The first goal is to build a lexer that can efficiently lex any regular language. The goal is not to implement any particular lexing algorithm, but to implement my own, parallel approach that can handle any regular language. If the grammar of lexemes is context-free, you should reconsider rewriting your grammar to move the context-free elements to the non-lexical productions so that an efficient linear-time lexer is implementable.

The second goal of this project is to implement an Earley parser. Earley parsers are the most efficient parsers for context-free and ambiguous languages. They will parse any sentence, handling left and right recursion in the grammar in the fastest possible time complexity. The idea is to implement an Earley parser so that users can come along and drop in any EBNF grammar and have this program spit out a syntax tree for them.

Third, this project, as it grows, will ultimately hope to become a source of knowledge for individuals knew to language design and creation.
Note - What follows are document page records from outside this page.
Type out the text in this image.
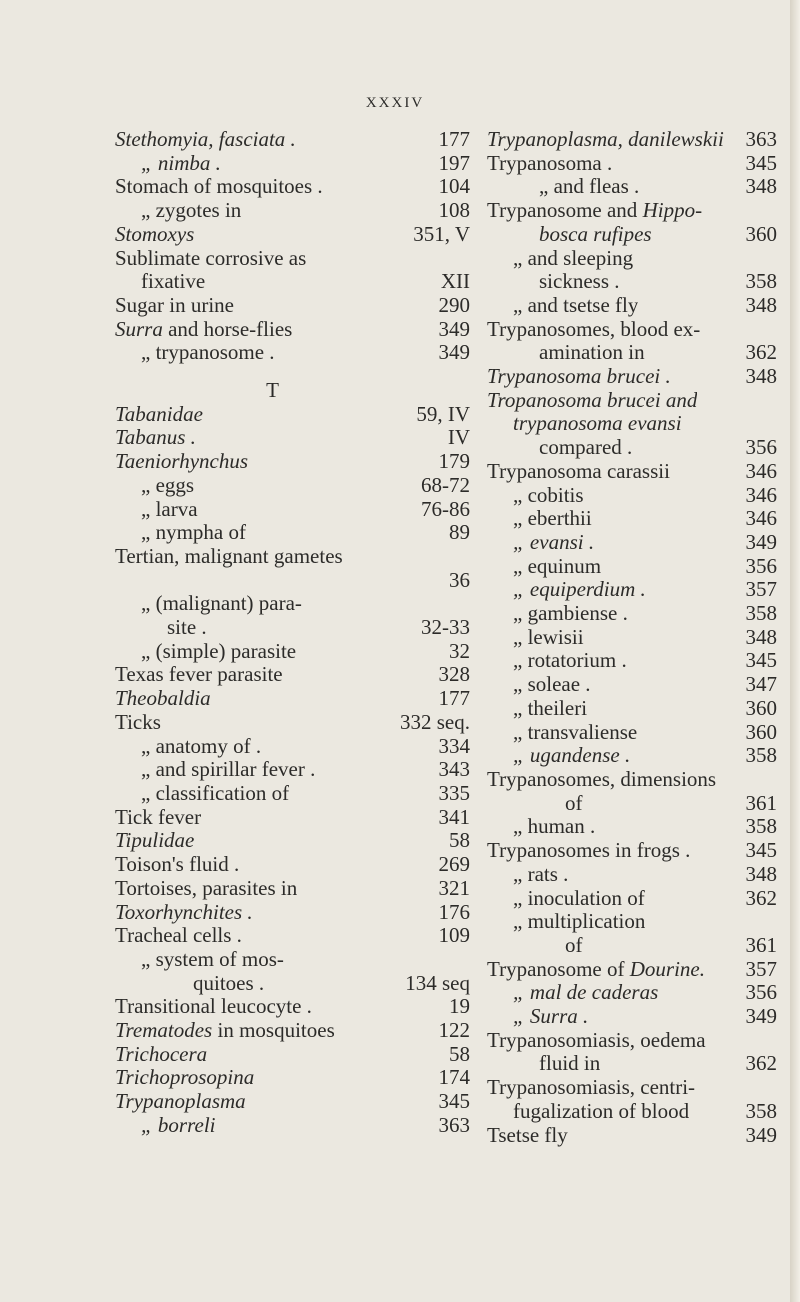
XXXIV
Stethomyia, fasciata .	177
„ nimba .	197
Stomach of mosquitoes .	104
„ zygotes in	108
Stomoxys	351, V
Sublimate corrosive as
fixative	XII
Sugar in urine	290
Surra and horse-flies	349
„ trypanosome .	349
T
Tabanidae	59, IV
Tabanus .	IV
Taeniorhynchus	179
„ eggs	68-72
„ larva	76-86
„ nympha of	89
Tertian, malignant gametes
36
„ (malignant) para-
site .	32-33
„ (simple) parasite	32
Texas fever parasite	328
Theobaldia	177
Ticks	332 seq.
„ anatomy of .	334
„ and spirillar fever .	343
„ classification of	335
Tick fever	341
Tipulidae	58
Toison's fluid .	269
Tortoises, parasites in	321
Toxorhynchites .	176
Tracheal cells .	109
„ system of mos-
quitoes .	134 seq
Transitional leucocyte .	19
Trematodes in mosquitoes	122
Trichocera	58
Trichoprosopina	174
Trypanoplasma	345
„ borreli	363
Trypanoplasma, danilewskii 363
Trypanosoma .	345
„ and fleas .	348
Trypanosome and Hippo-
bosca rufipes	360
„ and sleeping
sickness .	358
„ and tsetse fly	348
Trypanosomes, blood ex-
amination in	362
Trypanosoma brucei .	348
Tropanosoma brucei and
trypanosoma evansi
compared .	356
Trypanosoma carassii	346
„ cobitis	346
„ eberthii	346
„ evansi .	349
„ equinum	356
„ equiperdium .	357
„ gambiense .	358
„ lewisii	348
„ rotatorium .	345
„ soleae .	347
„ theileri	360
„ transvaliense	360
„ ugandense .	358
Trypanosomes, dimensions
of	361
„ human .	358
Trypanosomes in frogs .	345
„ rats .	348
„ inoculation of	362
„ multiplication
of	361
Trypanosome of Dourine. 357
„ mal de caderas	356
„ Surra .	349
Trypanosomiasis, oedema
fluid in	362
Trypanosomiasis, centri-
fugalization of blood	358
Tsetse fly	349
As I learn move, I will codify my opinions in some web-deployable format here so that others can read and understand not only my design decisions for Parsertongue, but also best-practices for language design. We've encountered one already: the grammar of your lexemes should be regular, not context-free. I can go into more details about why and how, which I will do at a later time. But that serves as an example of the kind of thing I've discovered that I've been unable to read in a book.

In my experience reading compiler texts, I find a lot of the books explain the "how" of language implementation decently well. They cover the algorithms well and discuss their role in the larger machine of the compiler. They do not, however, talk about best practices, or alternative models. They usually present one view of the world which may or may not be compatable with the reader's. For example, the Dragon book doess not give a single example of how to lex UTF-8 languages. All of the described algorithms are table based. With UTF-8, a table approach would be next to impossible, needing millions and millions of rows. Even populating the table would be impossible. A reader seeking to implement a lexer for a language that supports UTF-8 characters would find themselves unable to do so reading the Dragon book alone. I hope to explain my solutions to these problems or abstract them away from the user such that they never need to worry about them. Hopefully, parsertongue will support UTF-8 out of the box.